Margherita Romanelli, a non-religious sister who recently retired after working for 31 years in the Dicastery for Promoting Integral Human Development, told EWTN News “the recent appointments of women to top positions have greatly helped other women working [in the Vatican] to feel valued and to commit themselves to working for the common good, alongside men.”
Romanelli, who is also president of the Women in the Vatican Association (DIVA), said the association was founded in 2016 because some women “felt the need to come together to respond to the needs of their female colleagues and, above all, to gain greater visibility within the Vatican. Their goal is therefore to create a network of friendship and solidarity.”
In the Dicastery for Promoting Integral Human Development, where Romanelli worked, economist Sister Alessandra Smerilli, FMA, is the first woman to hold the No. 2 position.
Smerilli was named secretary in April 2022 after serving for eight months as interim secretary and, prior to that, almost half a year as undersecretary, starting in March 2021. Before starting in the Roman Curia, Smerilli was also a councilor of the Vatican City State.
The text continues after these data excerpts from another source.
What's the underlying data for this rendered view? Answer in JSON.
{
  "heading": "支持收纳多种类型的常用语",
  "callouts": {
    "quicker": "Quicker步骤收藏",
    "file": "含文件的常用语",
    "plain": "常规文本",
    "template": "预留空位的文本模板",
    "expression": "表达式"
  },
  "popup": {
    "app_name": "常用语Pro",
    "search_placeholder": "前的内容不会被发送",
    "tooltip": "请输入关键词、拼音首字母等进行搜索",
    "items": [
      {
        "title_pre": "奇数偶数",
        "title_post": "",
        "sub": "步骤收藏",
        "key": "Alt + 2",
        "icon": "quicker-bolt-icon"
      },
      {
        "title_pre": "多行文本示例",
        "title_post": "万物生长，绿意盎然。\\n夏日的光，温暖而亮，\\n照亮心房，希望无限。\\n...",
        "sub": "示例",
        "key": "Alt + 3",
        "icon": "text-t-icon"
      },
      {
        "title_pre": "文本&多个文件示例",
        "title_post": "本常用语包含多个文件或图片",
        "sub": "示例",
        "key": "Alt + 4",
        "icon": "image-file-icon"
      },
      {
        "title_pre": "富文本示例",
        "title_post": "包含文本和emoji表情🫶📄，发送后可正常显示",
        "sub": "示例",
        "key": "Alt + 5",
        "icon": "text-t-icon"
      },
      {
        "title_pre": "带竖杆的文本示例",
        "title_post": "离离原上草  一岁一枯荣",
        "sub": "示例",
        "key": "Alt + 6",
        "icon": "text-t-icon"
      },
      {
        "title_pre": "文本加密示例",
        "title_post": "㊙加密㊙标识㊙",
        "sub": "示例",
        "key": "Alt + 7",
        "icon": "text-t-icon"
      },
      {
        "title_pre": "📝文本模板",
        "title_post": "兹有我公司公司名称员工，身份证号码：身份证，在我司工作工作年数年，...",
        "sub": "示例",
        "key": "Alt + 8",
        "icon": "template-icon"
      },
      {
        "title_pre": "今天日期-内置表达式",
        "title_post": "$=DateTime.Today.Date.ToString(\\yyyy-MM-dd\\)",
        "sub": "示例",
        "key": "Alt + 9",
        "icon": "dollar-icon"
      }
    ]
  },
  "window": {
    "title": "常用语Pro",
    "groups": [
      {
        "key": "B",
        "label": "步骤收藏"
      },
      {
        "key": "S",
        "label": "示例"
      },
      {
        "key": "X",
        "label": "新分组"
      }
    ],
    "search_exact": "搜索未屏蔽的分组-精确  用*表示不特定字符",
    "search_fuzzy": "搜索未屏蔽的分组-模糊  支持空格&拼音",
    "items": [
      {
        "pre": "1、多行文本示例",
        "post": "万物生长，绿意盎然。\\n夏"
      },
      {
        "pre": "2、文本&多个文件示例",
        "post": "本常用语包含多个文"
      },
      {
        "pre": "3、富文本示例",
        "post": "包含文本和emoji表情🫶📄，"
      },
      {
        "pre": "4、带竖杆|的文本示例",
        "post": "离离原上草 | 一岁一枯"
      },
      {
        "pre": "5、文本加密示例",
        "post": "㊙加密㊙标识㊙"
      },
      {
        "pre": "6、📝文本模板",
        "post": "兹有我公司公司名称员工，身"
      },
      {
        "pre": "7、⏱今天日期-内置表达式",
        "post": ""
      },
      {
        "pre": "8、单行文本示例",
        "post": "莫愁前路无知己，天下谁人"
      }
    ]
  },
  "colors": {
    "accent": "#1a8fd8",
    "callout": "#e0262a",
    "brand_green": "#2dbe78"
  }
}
Sister Alessandra Smerilli, FMA, secretary of the Vatican Dicastery for Promoting Integral Human Development. | Credit: Daniel Ibáñez/EWTN News
Religious sisters serving religious
In one department at the Vatican, there has been a revolution of women religious in leadership over the last year.
In 2025, first Pope Francis, and then Pope Leo XIV, put two religious sisters in charge of the Dicastery for Institutes of Consecrated Life and Societies of Apostolic Life, starting with Sister Simona Brambilla of the Consolata Missionaries.
Appointed prefect in January 2025, Brambilla is the first woman ever named prefect of a dicastery. She leads together with Cardinal Ángel Fernández Artime, SDB, who is pro-prefect of the same dicastery.
Brambilla, who served as superior general of the Consolata Missionary Sisters from 2011 to 2023, was secretary of the dicastery for religious and consecrated life since October 2023.
The sister, who trained as a nurse before entering religious life, was a missionary in Mozambique in the late 1990s. She then returned to Italy, where, with her advanced degree in psychology, she taught at the Pontifical Gregorian University in its Institute of Psychology. She was head of the institute of Consolata Missionary Sisters from 2011 until May 2023.
In May 2025, Pope Leo XIV named Sister Tiziana Merletti, a Franciscan Sister of the Poor, secretary of the same dicastery.
Merletti, a former superior general of her order, is an expert in canon law who taught at the Pontifical University Antonianum.
With Sister Carmen Ros Nortes, NSC, who has been undersecretary of the same dicastery since 2018, three of the department’s top five positions are filled by religious sisters.